The ability to dynamically add new services without re-deploying the whole portal is an absolute must for an enterprise portal – it is not so important for more specific portals like SEPortal.
What would be necessary to extend the current SEPortal code-base with such a feature?
Let’s discuss the cold spots after a quick look at how it could work!
Part of the SDK are tools that use the Visual Age Java Tool API to create the necessary code frames, helper classes and descriptions. (see Dmitris work)
The service package is loaded through the AEPortal service loader – itself a service running in AEPortal
The service loader inspects the package, updates the AEPortal configurations with the package description and adds the new java classes to the proper factories. The loader then copies the new JSP files to their destinations.
The new service needs to get referenced from existing JSPs. But because these JSP build their list of things to render now dynamically, the configuration changes made the new service references immediately available.

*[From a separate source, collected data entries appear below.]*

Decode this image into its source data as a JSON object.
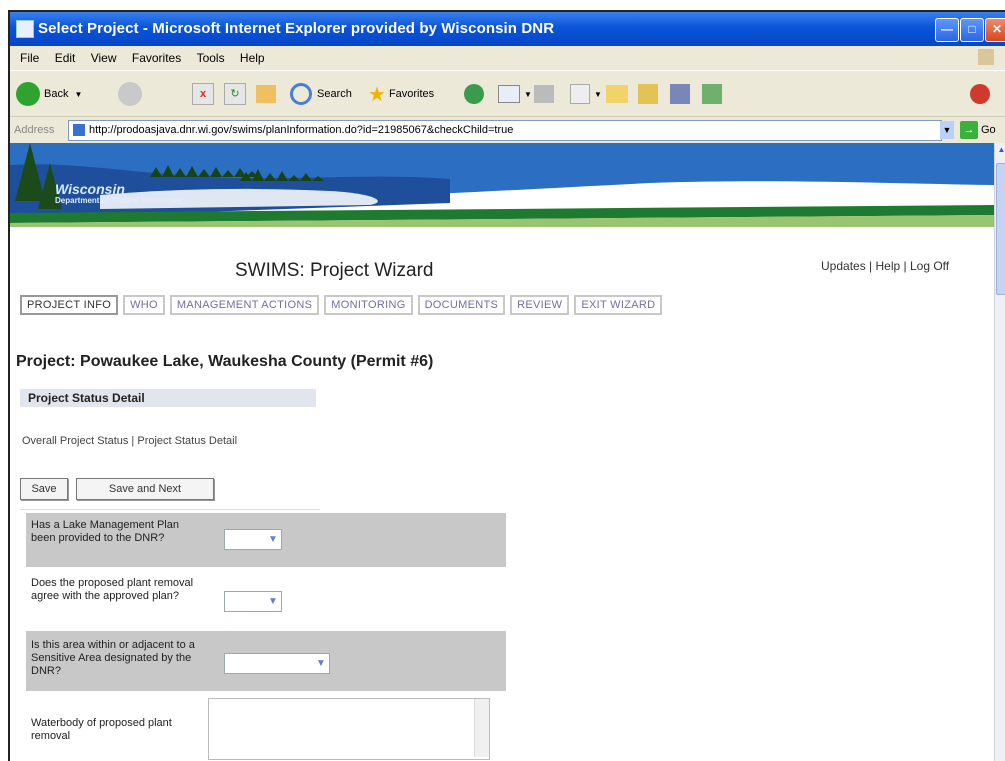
{
  "window": {
    "title": "Select Project - Microsoft Internet Explorer provided by Wisconsin DNR"
  },
  "menu": [
    "File",
    "Edit",
    "View",
    "Favorites",
    "Tools",
    "Help"
  ],
  "toolbar": {
    "back": "Back",
    "search": "Search",
    "favorites": "Favorites"
  },
  "address": {
    "label": "Address",
    "url": "http://prodoasjava.dnr.wi.gov/swims/planInformation.do?id=21985067&checkChild=true",
    "go": "Go"
  },
  "banner": {
    "state": "Wisconsin",
    "dept": "Department of Natural Resources"
  },
  "page": {
    "title": "SWIMS: Project Wizard",
    "links": [
      "Updates",
      "Help",
      "Log Off"
    ],
    "tabs": [
      "PROJECT INFO",
      "WHO",
      "MANAGEMENT ACTIONS",
      "MONITORING",
      "DOCUMENTS",
      "REVIEW",
      "EXIT WIZARD"
    ],
    "project": "Project: Powaukee Lake, Waukesha County (Permit #6)",
    "section": "Project Status Detail",
    "sublinks": [
      "Overall Project Status",
      "Project Status Detail"
    ],
    "buttons": {
      "save": "Save",
      "save_next": "Save and Next"
    },
    "questions": [
      "Has a Lake Management Plan been provided to the DNR?",
      "Does the proposed plant removal agree with the approved plan?",
      "Is this area within or adjacent to a Sensitive Area designated by the DNR?",
      "Waterbody of proposed plant removal"
    ]
  }
}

The service loader mentioned above is not a design change – it is a new feature. Here I want to discuss real changes.
Configuration information can no longer be just files. It should be DB based. The system needs to add to it dynamically
Besides configuration information, factories are the most import pieces of a dynamic system. The SEPortal factories in Infrastructure are often static (the definition of the objects they can serve are hardcoded). I would replace the Infrastructure factories (e.g. Entity Finder) with "intelligent factories" from Apaches Turbine.
The fragment approach discussed above would force us to a more descriptive page building process anyway and we would be able to assemble a page from fragments dynamically.
The implementation of authorization via static access tokens per role needs to change in order to support dynamic extensions to existing user types and access tokens. A new service will generally require new access tokens for certain roles. The current design is flawed because it holds all access tokens of a user in a table instead of constructing the access tokens dynamically e.g. a stored procedure into a view.
The efforts to build a SDK are considerable but not extreme. I guess we could have something running in 2 month (2 developers)
The question really is IFF we want to build it or use the packaging mechanisms of J2EE. Would they be sufficient? Granular enough? Does it work already?
A prototype of the new and extensible access control framework already exists.